*** Attorney General William P. Barr called on Apple to unlock two iPhones belonging to a member of the Saudi Royal Air Force accused of murdering three U.S. sailors and wounding eight others in at attack at Pensacola Naval Air Station. Second Lieutenant Mohammed Saeed Alshamrani was on a training course at the base when he went on a shooting spree, which Barr characterized as an act of terrorism.
The call to Apple to unlock the phones revives a debate on encryption between law enforcement and industry. The Justice Department has long held that manufacturers and app developers need to supply law enforcement with a means of bypassing encryption.
"This situation perfectly illustrates why it is critical that investigators be able to get access to digital evidence once they have obtained a court order based on probable cause," Barr said a Jan. 13 press conference.

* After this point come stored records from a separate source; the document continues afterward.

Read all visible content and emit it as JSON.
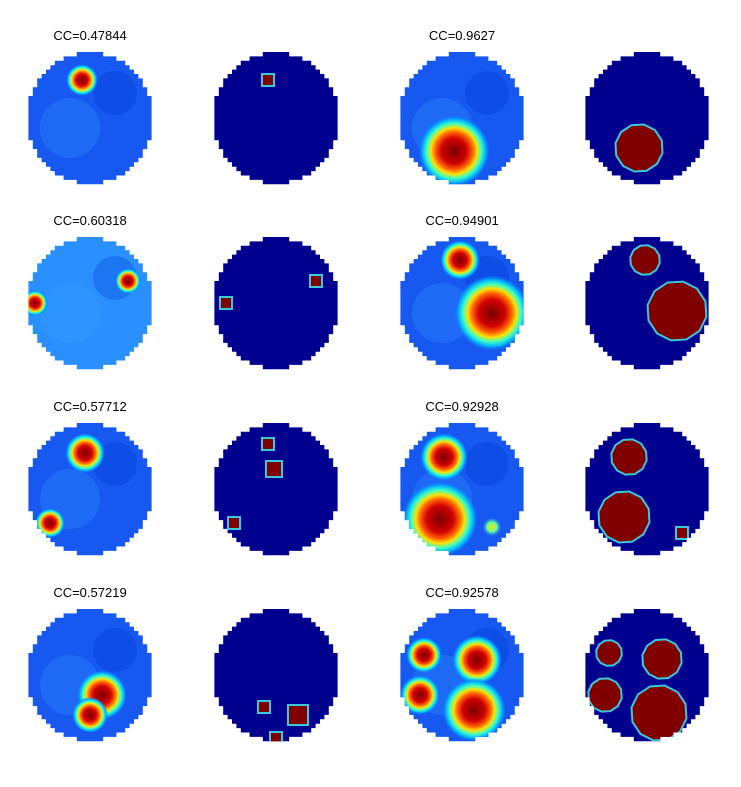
{
  "panels": [
    {
      "title": "CC=0.47844"
    },
    {
      "title": "CC=0.9627"
    },
    {
      "title": "CC=0.60318"
    },
    {
      "title": "CC=0.94901"
    },
    {
      "title": "CC=0.57712"
    },
    {
      "title": "CC=0.92928"
    },
    {
      "title": "CC=0.57219"
    },
    {
      "title": "CC=0.92578"
    }
  ]
}
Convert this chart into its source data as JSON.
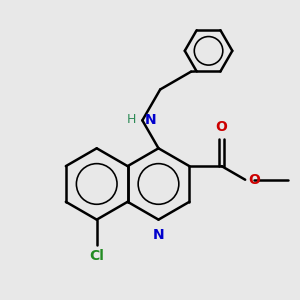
{
  "background_color": "#e8e8e8",
  "line_color": "#000000",
  "bond_width": 1.8,
  "figsize": [
    3.0,
    3.0
  ],
  "dpi": 100,
  "N_blue": "#0000cc",
  "O_red": "#cc0000",
  "Cl_green": "#228B22",
  "NH_teal": "#2e8b57",
  "NH_blue": "#0000cc",
  "xlim": [
    -1.6,
    1.8
  ],
  "ylim": [
    -1.7,
    1.8
  ]
}
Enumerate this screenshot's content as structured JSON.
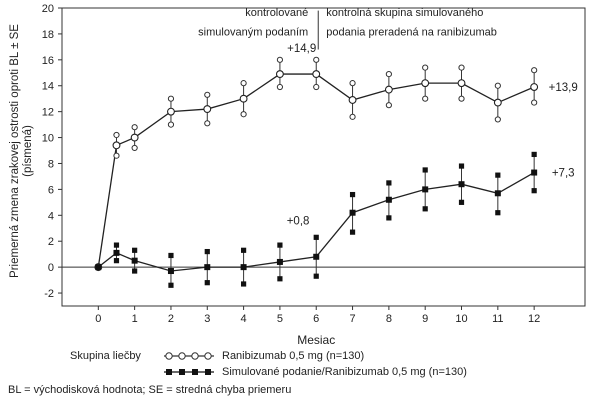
{
  "chart_data": {
    "type": "line",
    "ylabel_line1": "Priemerná zmena zrakovej ostrosti oproti BL ± SE",
    "ylabel_line2": "(písmená)",
    "xlabel": "Mesiac",
    "ylim": [
      -3,
      20
    ],
    "yticks": [
      -2,
      0,
      2,
      4,
      6,
      8,
      10,
      12,
      14,
      16,
      18,
      20
    ],
    "xlim": [
      -1,
      13.4
    ],
    "xticks": [
      0,
      1,
      2,
      3,
      4,
      5,
      6,
      7,
      8,
      9,
      10,
      11,
      12
    ],
    "period_labels": {
      "left_line1": "kontrolované",
      "left_line2": "simulovaným podaním",
      "right_line1": "kontrolná skupina simulovaného",
      "right_line2": "podania preradená na ranibizumab"
    },
    "divider_month": 6,
    "series": [
      {
        "name": "Ranibizumab 0,5 mg (n=130)",
        "marker": "open-circle",
        "x": [
          0,
          0.5,
          1,
          2,
          3,
          4,
          5,
          6,
          7,
          8,
          9,
          10,
          11,
          12
        ],
        "y": [
          0,
          9.4,
          10,
          12,
          12.2,
          13,
          14.9,
          14.9,
          12.9,
          13.7,
          14.2,
          14.2,
          12.7,
          13.9
        ],
        "se_low": [
          0,
          8.6,
          9.2,
          11.0,
          11.1,
          11.8,
          13.9,
          13.9,
          11.6,
          12.5,
          13.0,
          13.0,
          11.4,
          12.7
        ],
        "se_high": [
          0,
          10.2,
          10.8,
          13.0,
          13.3,
          14.2,
          16.0,
          16.0,
          14.2,
          14.9,
          15.4,
          15.4,
          14.0,
          15.2
        ]
      },
      {
        "name": "Simulované podanie/Ranibizumab 0,5 mg (n=130)",
        "marker": "filled-square",
        "x": [
          0,
          0.5,
          1,
          2,
          3,
          4,
          5,
          6,
          7,
          8,
          9,
          10,
          11,
          12
        ],
        "y": [
          0,
          1.1,
          0.5,
          -0.3,
          0,
          0,
          0.4,
          0.8,
          4.2,
          5.2,
          6.0,
          6.4,
          5.7,
          7.3
        ],
        "se_low": [
          0,
          0.5,
          -0.3,
          -1.4,
          -1.2,
          -1.3,
          -0.9,
          -0.7,
          2.7,
          3.8,
          4.5,
          5.0,
          4.2,
          5.9
        ],
        "se_high": [
          0,
          1.7,
          1.3,
          0.9,
          1.2,
          1.3,
          1.7,
          2.3,
          5.6,
          6.5,
          7.5,
          7.8,
          7.1,
          8.7
        ]
      }
    ],
    "annotations": [
      {
        "text": "+14,9",
        "x": 5.6,
        "y": 16.9
      },
      {
        "text": "+13,9",
        "x": 12.8,
        "y": 13.9
      },
      {
        "text": "+0,8",
        "x": 5.5,
        "y": 3.6
      },
      {
        "text": "+7,3",
        "x": 12.8,
        "y": 7.3
      }
    ]
  },
  "legend": {
    "title": "Skupina liečby",
    "items": [
      {
        "label": "Ranibizumab 0,5 mg (n=130)",
        "marker": "open-circle"
      },
      {
        "label": "Simulované podanie/Ranibizumab 0,5 mg (n=130)",
        "marker": "filled-square"
      }
    ]
  },
  "footnote": "BL = východisková hodnota; SE = stredná chyba priemeru"
}
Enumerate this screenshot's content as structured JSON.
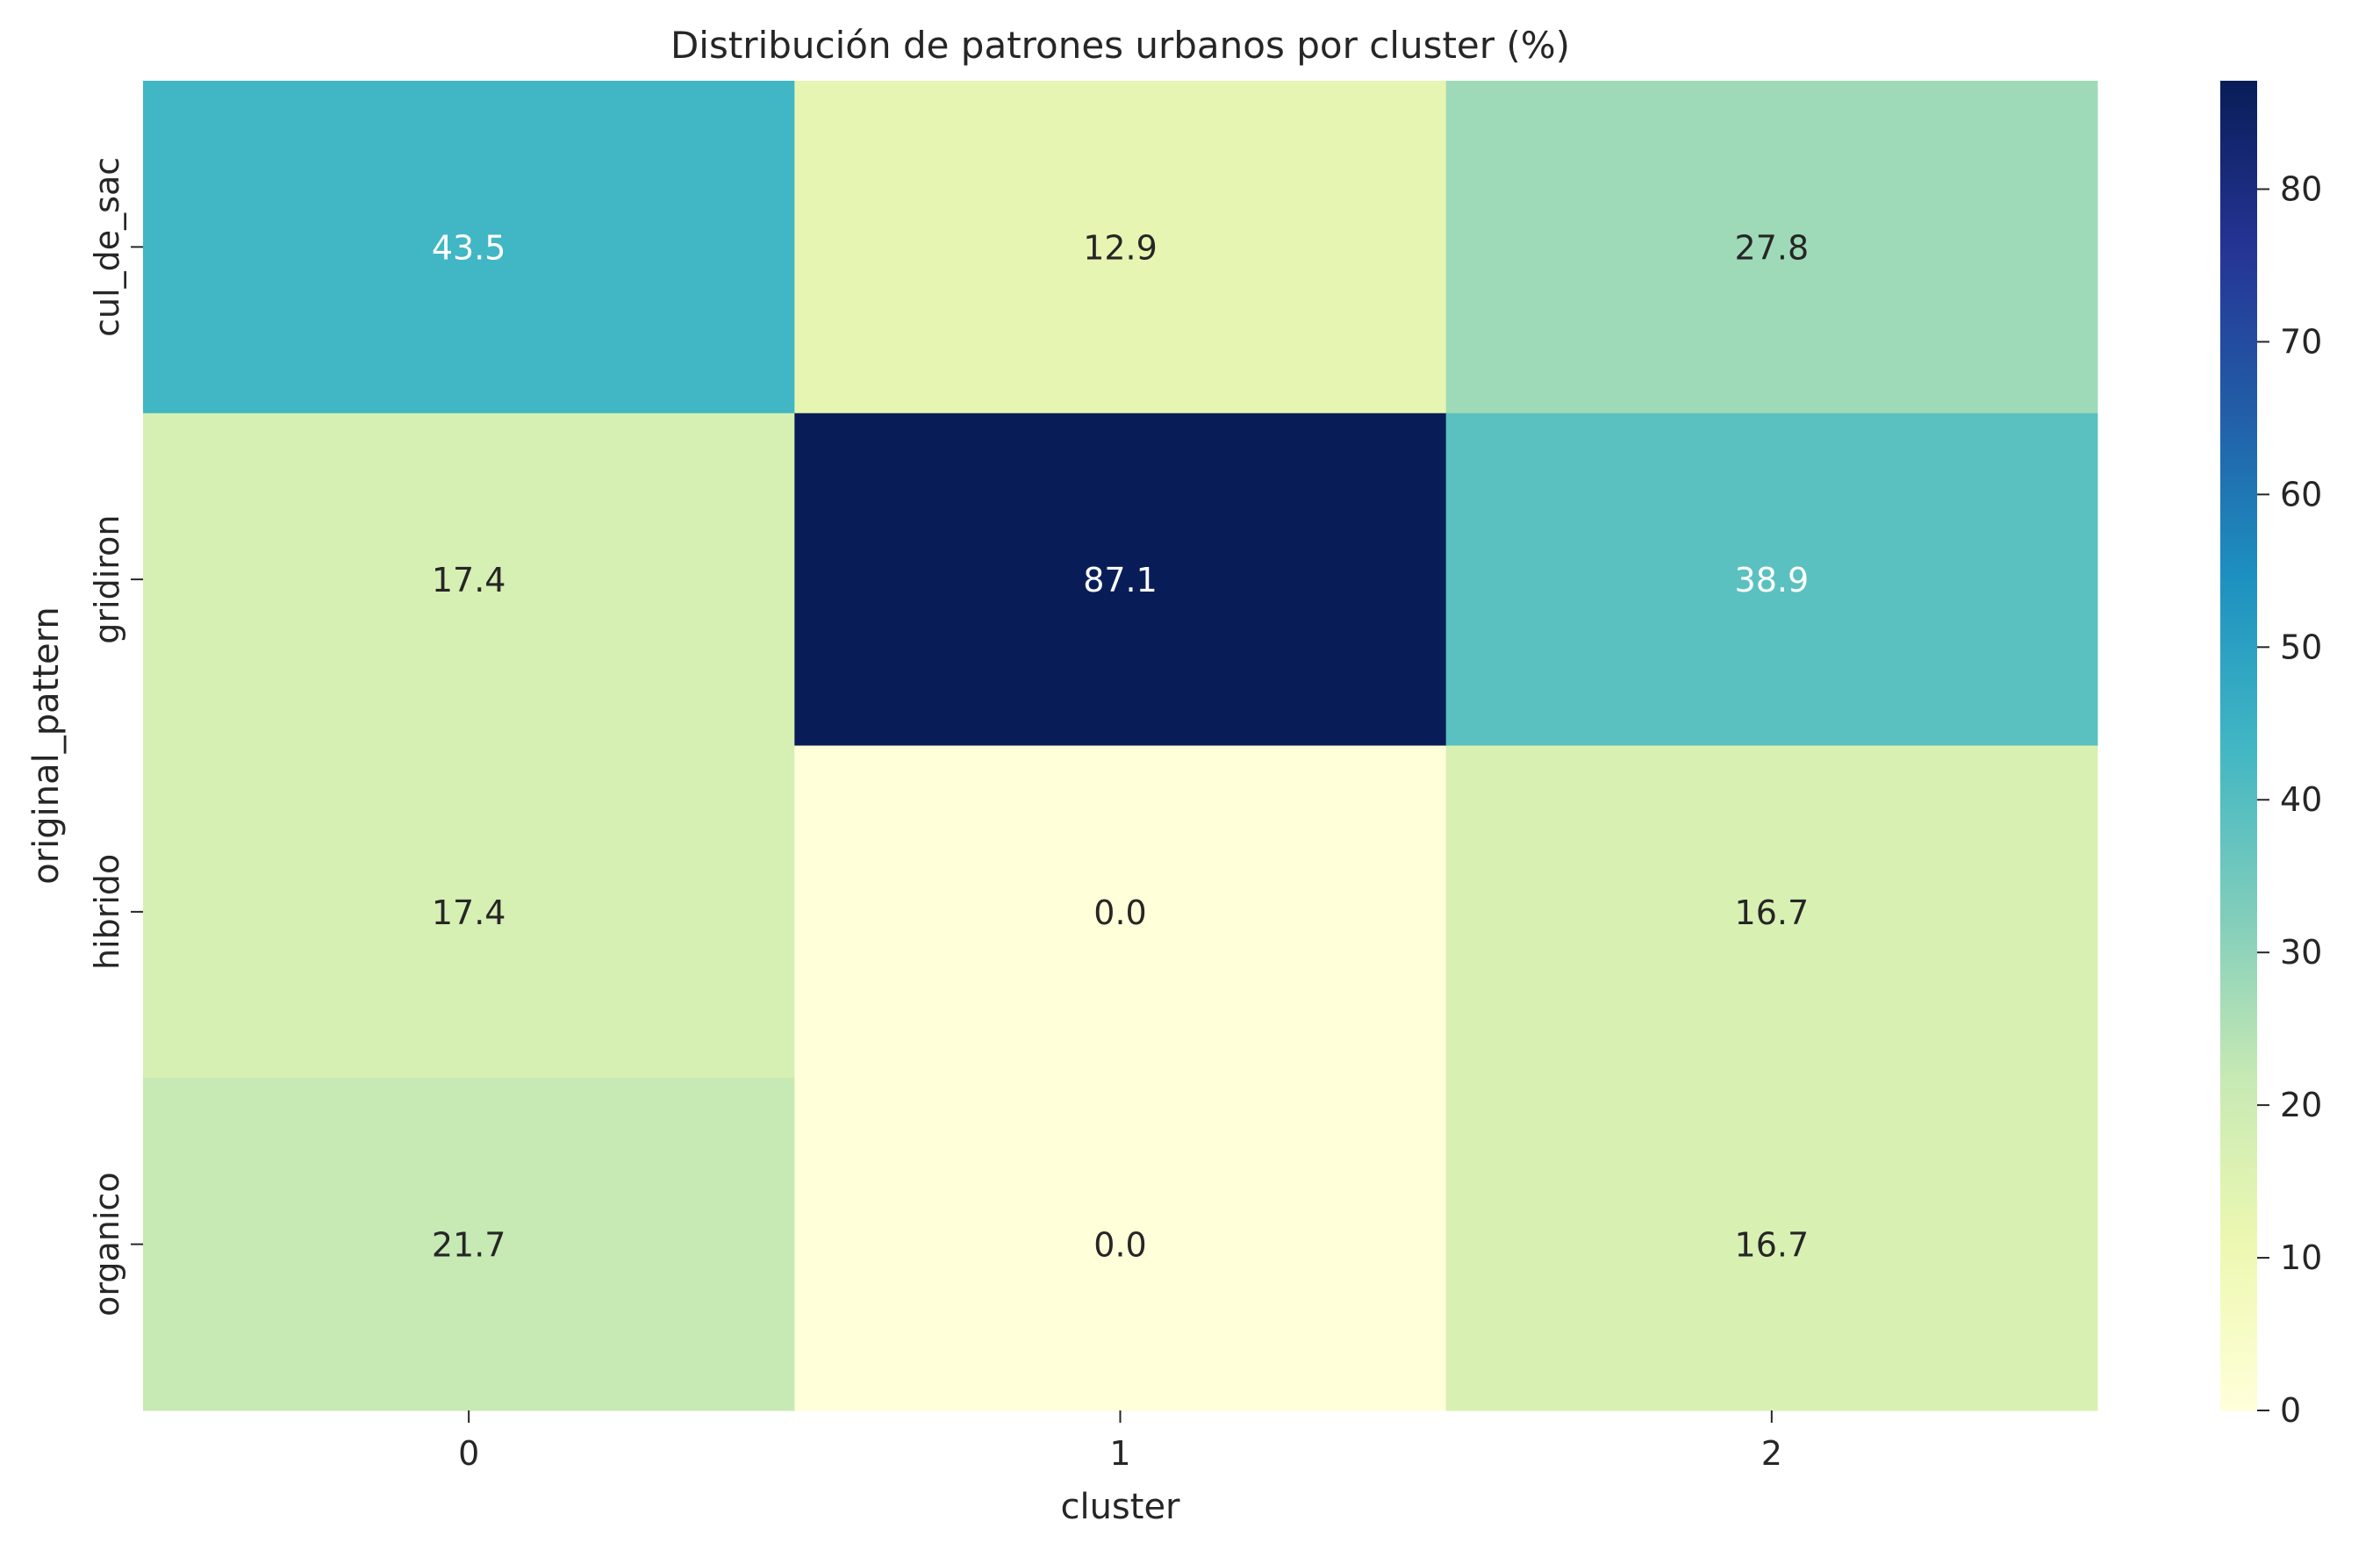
{
  "chart_data": {
    "type": "heatmap",
    "title": "Distribución de patrones urbanos por cluster (%)",
    "xlabel": "cluster",
    "ylabel": "original_pattern",
    "x_categories": [
      "0",
      "1",
      "2"
    ],
    "y_categories": [
      "cul_de_sac",
      "gridiron",
      "hibrido",
      "organico"
    ],
    "values": [
      [
        43.5,
        12.9,
        27.8
      ],
      [
        17.4,
        87.1,
        38.9
      ],
      [
        17.4,
        0.0,
        16.7
      ],
      [
        21.7,
        0.0,
        16.7
      ]
    ],
    "value_labels": [
      [
        "43.5",
        "12.9",
        "27.8"
      ],
      [
        "17.4",
        "87.1",
        "38.9"
      ],
      [
        "17.4",
        "0.0",
        "16.7"
      ],
      [
        "21.7",
        "0.0",
        "16.7"
      ]
    ],
    "colorscale": "YlGnBu",
    "color_range": [
      0,
      87.1
    ],
    "colorbar_ticks": [
      0,
      10,
      20,
      30,
      40,
      50,
      60,
      70,
      80
    ],
    "colorbar_tick_labels": [
      "0",
      "10",
      "20",
      "30",
      "40",
      "50",
      "60",
      "70",
      "80"
    ],
    "grid": false,
    "legend": "colorbar-right"
  }
}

*** A bill to pilot new technologies to protect the nation's pipelines and natural gas facilities from cyber threats would cost $64 million through 2024, according to a Congressional Budget Office estimate. The Pipeline and Liquid Natural Gas Facility Cybersecurity Preparedness Act would direct the Department of Energy to develop and test advanced cybersecurity technologies and establish curricula to help develop a physical security and cybersecurity workforce for the energy sector. According to the estimate, developing the physical infrastructure and technical tools needed to run the pilots would cost about $45 million, while the remaining $19 million would pay for 30 new employees to establish policies, procedures, workforce development curricula and coordinate response activities throughout the energy sector.
*** The Defense Innovation Unit is looking for a new capability to combine public, private and open source cyber threat data. The goal is to provide cross-cutting situational awareness, analysis and insight about malicious cyber activity. Submissions are being accepted through Jan. 17.